We applied the generalized-growth model to 20 infectious disease outbreaks representing a range of transmission routes. We uncovered epidemic profiles ranging from very slow growth (p=0.14 for the Ebola outbreak in Bomi, Liberia (2014)) to near exponential (p>0.9 for the smallpox outbreak in Khulna (1972), and the 1918 pandemic influenza in San Francisco). The foot-and-mouth disease outbreak in Uruguay displayed a profile of slower growth while the growth pattern of the HIV/AIDS epidemic in Japan was approximately linear. The West African Ebola epidemic provided a unique opportunity to explore how growth profiles vary by geography; analysis of the largest district-level outbreaks revealed substantial growth variations (mean p=0.59, range: 0.14-0.97). The districts of Margibi in Liberia and Bombali and Bo in Sierra Leone had near-exponential growth, while the districts of Bomi in Liberia and Kenema in Sierra Leone displayed near constant incidences.

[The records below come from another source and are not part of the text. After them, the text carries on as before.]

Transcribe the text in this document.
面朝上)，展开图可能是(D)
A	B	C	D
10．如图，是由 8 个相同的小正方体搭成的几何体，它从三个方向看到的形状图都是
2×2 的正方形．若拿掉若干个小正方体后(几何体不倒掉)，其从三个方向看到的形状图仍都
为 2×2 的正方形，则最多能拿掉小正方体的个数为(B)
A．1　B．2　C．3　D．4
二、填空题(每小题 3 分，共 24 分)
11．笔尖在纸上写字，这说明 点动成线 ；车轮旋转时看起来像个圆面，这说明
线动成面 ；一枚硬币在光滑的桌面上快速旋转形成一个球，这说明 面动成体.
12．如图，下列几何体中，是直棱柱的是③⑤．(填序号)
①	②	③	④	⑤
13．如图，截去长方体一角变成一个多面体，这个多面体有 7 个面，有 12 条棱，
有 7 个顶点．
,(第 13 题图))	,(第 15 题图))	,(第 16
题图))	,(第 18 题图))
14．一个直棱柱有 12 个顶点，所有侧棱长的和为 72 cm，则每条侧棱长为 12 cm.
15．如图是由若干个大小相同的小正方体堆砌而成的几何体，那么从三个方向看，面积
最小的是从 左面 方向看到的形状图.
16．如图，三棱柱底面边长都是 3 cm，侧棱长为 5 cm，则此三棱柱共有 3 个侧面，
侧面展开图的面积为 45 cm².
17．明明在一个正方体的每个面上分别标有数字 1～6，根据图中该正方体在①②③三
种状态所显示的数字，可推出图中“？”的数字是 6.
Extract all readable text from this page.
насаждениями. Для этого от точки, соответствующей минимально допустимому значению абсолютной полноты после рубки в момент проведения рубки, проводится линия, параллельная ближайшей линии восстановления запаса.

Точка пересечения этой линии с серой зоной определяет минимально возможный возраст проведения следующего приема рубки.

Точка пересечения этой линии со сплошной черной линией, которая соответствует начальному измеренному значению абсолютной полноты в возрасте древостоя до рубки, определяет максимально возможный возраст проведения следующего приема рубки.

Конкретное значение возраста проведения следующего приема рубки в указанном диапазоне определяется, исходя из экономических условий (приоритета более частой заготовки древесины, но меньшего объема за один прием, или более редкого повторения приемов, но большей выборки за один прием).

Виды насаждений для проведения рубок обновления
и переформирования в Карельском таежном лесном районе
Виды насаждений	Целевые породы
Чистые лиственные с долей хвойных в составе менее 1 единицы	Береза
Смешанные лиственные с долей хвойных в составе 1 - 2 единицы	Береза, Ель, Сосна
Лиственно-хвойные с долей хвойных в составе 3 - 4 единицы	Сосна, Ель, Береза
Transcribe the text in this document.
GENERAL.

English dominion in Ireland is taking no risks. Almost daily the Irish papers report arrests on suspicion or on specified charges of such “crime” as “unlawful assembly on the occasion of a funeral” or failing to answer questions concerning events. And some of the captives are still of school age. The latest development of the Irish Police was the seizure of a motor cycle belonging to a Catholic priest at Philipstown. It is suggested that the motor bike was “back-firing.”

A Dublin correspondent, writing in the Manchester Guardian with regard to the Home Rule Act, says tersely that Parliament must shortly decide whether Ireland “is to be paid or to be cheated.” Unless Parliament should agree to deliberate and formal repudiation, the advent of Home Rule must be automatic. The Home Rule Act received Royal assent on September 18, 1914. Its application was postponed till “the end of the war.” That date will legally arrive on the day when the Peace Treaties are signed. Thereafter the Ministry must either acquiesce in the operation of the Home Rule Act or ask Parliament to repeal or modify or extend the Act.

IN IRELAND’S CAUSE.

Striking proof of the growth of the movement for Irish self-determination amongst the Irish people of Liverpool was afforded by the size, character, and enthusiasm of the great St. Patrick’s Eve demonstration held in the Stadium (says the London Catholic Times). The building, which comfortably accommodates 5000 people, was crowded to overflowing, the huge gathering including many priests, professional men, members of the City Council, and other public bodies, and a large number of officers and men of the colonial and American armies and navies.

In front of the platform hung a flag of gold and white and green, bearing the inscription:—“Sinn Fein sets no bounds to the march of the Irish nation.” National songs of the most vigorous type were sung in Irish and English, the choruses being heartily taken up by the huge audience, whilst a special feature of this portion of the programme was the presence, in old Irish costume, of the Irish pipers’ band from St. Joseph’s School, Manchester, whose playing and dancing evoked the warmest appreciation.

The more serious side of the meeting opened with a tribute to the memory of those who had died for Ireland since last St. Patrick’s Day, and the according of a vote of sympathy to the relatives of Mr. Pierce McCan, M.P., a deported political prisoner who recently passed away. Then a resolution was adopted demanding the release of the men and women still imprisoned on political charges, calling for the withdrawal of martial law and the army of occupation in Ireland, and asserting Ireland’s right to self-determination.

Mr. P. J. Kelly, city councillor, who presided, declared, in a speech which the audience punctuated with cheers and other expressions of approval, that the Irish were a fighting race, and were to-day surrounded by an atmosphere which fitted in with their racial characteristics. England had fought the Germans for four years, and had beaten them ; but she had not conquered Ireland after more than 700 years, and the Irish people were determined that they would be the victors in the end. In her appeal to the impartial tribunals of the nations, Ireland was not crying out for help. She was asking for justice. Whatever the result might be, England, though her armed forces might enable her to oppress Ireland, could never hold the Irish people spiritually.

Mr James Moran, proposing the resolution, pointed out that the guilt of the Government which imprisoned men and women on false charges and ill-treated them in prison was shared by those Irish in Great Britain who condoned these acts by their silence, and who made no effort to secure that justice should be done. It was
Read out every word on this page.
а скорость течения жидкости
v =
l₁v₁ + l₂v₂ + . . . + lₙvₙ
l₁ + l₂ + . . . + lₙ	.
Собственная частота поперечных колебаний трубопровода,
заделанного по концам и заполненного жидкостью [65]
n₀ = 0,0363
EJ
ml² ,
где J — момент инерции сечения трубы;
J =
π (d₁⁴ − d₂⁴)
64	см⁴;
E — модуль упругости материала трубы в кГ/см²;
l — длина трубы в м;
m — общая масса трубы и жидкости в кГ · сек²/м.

We introduce a 2-parameter generalized-growth model to characterize the ascending phase of an outbreak and capture epidemic profiles ranging from sub-exponential to exponential growth. We test the model against empirical outbreak data representing a variety of viral pathogens in historic and contemporary populations, and provide simulations highlighting the importance of sub-exponential growth for forecasting purposes.
Our findings reveal significant variation in epidemic growth patterns across different infectious disease outbreaks and highlights that sub-exponential growth is a common phenomenon, especially for pathogens that are not airborne. Sub-exponential growth profiles may result from heterogeneity in contact structures or risk groups, reactive behavior changes, or the early onset of interventions strategies, and consideration of "deceleration parameters" may be useful to refine existing mathematical transmission models and improve disease forecasts.
A better characterization of the early growth dynamics of an epidemic is needed to dissect the important drivers of disease transmission, refine existing transmission models, and improve disease forecasts.